1967’de Golan’ın işgalinin başlangıcından bu yana, bu işgal uluslararası platformlarda sürekli kınandı ve hatta Filistin işgalini tanıyan ülkeler bile Golan işgalini kabul etmedi. Sadece ABD, Trump döneminde bu işgali tanıdı ve bu da uluslararası tepkilere yol açtı.
Ancak İsrail hiçbir zaman Golan işgaline son vermedi ve Suriye’nin daha fazla işgal edilmesi hayalini kurdu. Fakat Esad yönetimi görevde olduğu sürece, tüm sorunlara, yetersizliklere ve ABD tarafından yaratılan IŞİD gibi krizlere rağmen, daha fazla işgal gerçekleştiremedi.
Ancak Esad rejiminin düşmesinin hemen ardından İsrail tankları Golan bölgesinden ilerleyerek Suriye’nin daha fazla kısmını işgal etti. Siyonistler, "güvenlik bölgesi" oluşturma bahanesiyle stratejik bir bölge olan Cebel eş-Şeyh’i de işgal ettiler. İsrail, benzeri görülmemiş hava saldırılarında yaklaşık 400 operasyonla Suriye’nin hayati altyapılarını bombaladı. Bu saldırılarda birkaç ton ağırlığında bombalar kullanıldı.
Culani isyanı, Siyonistlere yıllardır bekledikleri fırsatı verdi. Başlangıçta, Suriye’nin daha fazla işgal edilmesi, Culani’nin güç boşluğu ve zayıflığının bir sonucu olarak görülüyordu. Ancak kısa sürede Culani ve Tahriru'ş-Şam’ın tutumları, gerçeği ortaya koydu.

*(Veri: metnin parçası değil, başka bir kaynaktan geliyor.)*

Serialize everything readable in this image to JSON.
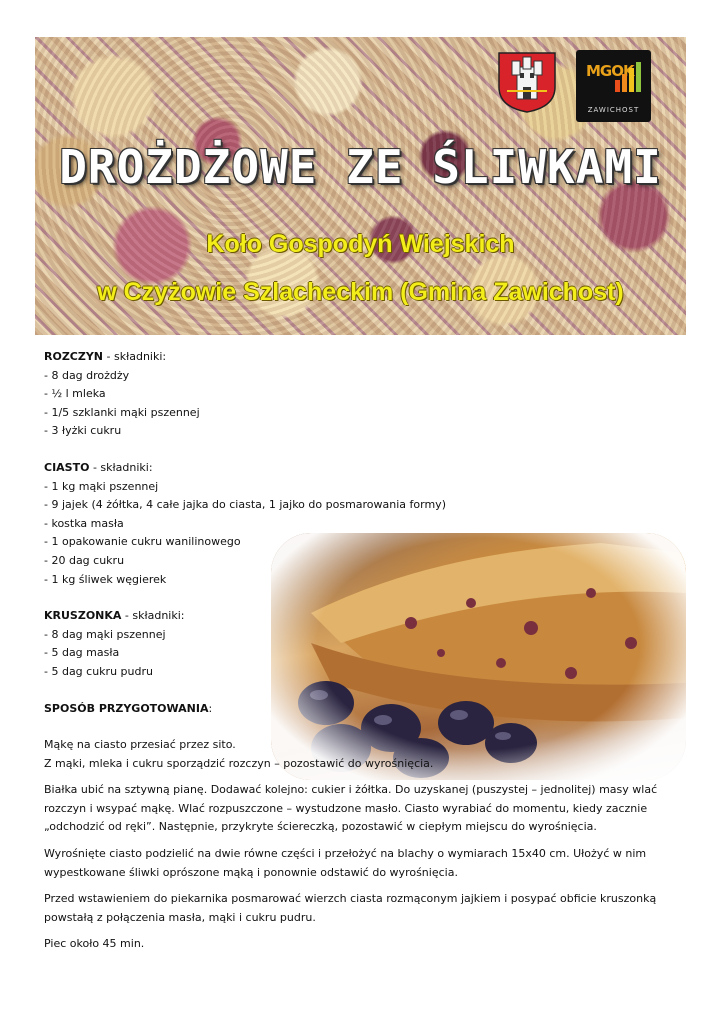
{
  "header": {
    "title": "DROŻDŻOWE ZE ŚLIWKAMI",
    "subtitle_line1": "Koło Gospodyń Wiejskich",
    "subtitle_line2": "w Czyżowie Szlacheckim (Gmina Zawichost)",
    "logo_letters": "MGOK",
    "logo_caption": "ZAWICHOST"
  },
  "rozczyn": {
    "heading": "ROZCZYN",
    "suffix": " - składniki:",
    "items": [
      "- 8 dag drożdży",
      "- ½ l mleka",
      "- 1/5 szklanki mąki pszennej",
      "- 3 łyżki cukru"
    ]
  },
  "ciasto": {
    "heading": "CIASTO",
    "suffix": " - składniki:",
    "items": [
      "- 1 kg mąki pszennej",
      "- 9 jajek (4 żółtka, 4 całe jajka do ciasta, 1 jajko do posmarowania formy)",
      "- kostka masła",
      "- 1 opakowanie cukru wanilinowego",
      "- 20 dag cukru",
      "- 1 kg śliwek węgierek"
    ]
  },
  "kruszonka": {
    "heading": "KRUSZONKA",
    "suffix": " - składniki:",
    "items": [
      "- 8 dag mąki pszennej",
      "- 5 dag masła",
      "- 5 dag cukru pudru"
    ]
  },
  "method": {
    "heading": "SPOSÓB PRZYGOTOWANIA",
    "suffix": ":",
    "p1_line1": "Mąkę na ciasto przesiać przez sito.",
    "p1_line2": "Z mąki, mleka i cukru sporządzić rozczyn – pozostawić do wyrośnięcia.",
    "p2_line1": "Białka ubić na sztywną pianę. Dodawać kolejno: cukier i żółtka. Do uzyskanej (puszystej – jednolitej) masy wlać",
    "p2_line2": "rozczyn i wsypać mąkę. Wlać rozpuszczone – wystudzone masło. Ciasto wyrabiać do momentu, kiedy zacznie",
    "p2_line3": "„odchodzić od ręki”. Następnie, przykryte ściereczką, pozostawić w ciepłym miejscu do wyrośnięcia.",
    "p3_line1": "Wyrośnięte ciasto podzielić na dwie równe części i przełożyć na blachy o wymiarach 15x40 cm. Ułożyć w nim",
    "p3_line2": "wypestkowane śliwki oprószone mąką i ponownie odstawić do wyrośnięcia.",
    "p4_line1": "Przed wstawieniem do piekarnika posmarować wierzch ciasta rozmąconym jajkiem i posypać obficie kruszonką",
    "p4_line2": "powstałą z połączenia masła, mąki i cukru pudru.",
    "p5": "Piec około 45 min."
  },
  "colors": {
    "subtitle": "#f3ee1a",
    "plum": "#2a2440",
    "logo_orange": "#e9a11a"
  }
}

IŞİD sisteminde yetişmiş ve şimdi Suriye’de iktidar iddiasında bulunan Culani, Siyonistlerin bu ülkeyi işgal etmesine tepki olarak onlara güvence verdi ve resmî olarak İsrail ile savaşa girmeyeceğini açıkladı. Asıl endişesinin Hizbullah ve İran olduğunu söyledi.
Culani, başka bir açıklamasında ise Siyonistlere desteğini daha da ileri götürdü ve İngiliz Times gazetesine verdiği röportajda, “Suriye’den İsrail’e saldırı platformu olarak yararlanılmayacak” dedi. Başka bir deyişle, Culani yalnızca Siyonistlerin işgaline karşı çıkmamakla kalmadı ve bu konuda onlara güvence verdi; aynı zamanda İsrail’in güvenliğini koruma rolünü üstlendi. Kendisi, Siyonistler için bir tehdit olmadığı gibi, Suriye topraklarından İsrail’e yönelik diğer tehditleri de etkisiz hâle getirmeye çalışıyor.
Son olarak, IŞİD’in geçmişine kısa bir bakış atmak iyi olacaktır. Bir zamanlar Colani'nin de üst düzey üyelerinden biri olduğu IŞİD, İslamî bir hilafet kurma iddiasındaydı. IŞİD, yalnızca kendisini Müslüman olarak kabul ediyor, diğer mezhepleri kâfir ilan ederek kanlarını dökmeyi meşru görüyordu. Bu terörist grubun mantığına göre Yahudiler ve Yahudi devleti bir numaralı düşman olarak sayılmalıydı. Ancak IŞİD, İsrail’e tek bir kurşun bile sıkmadı.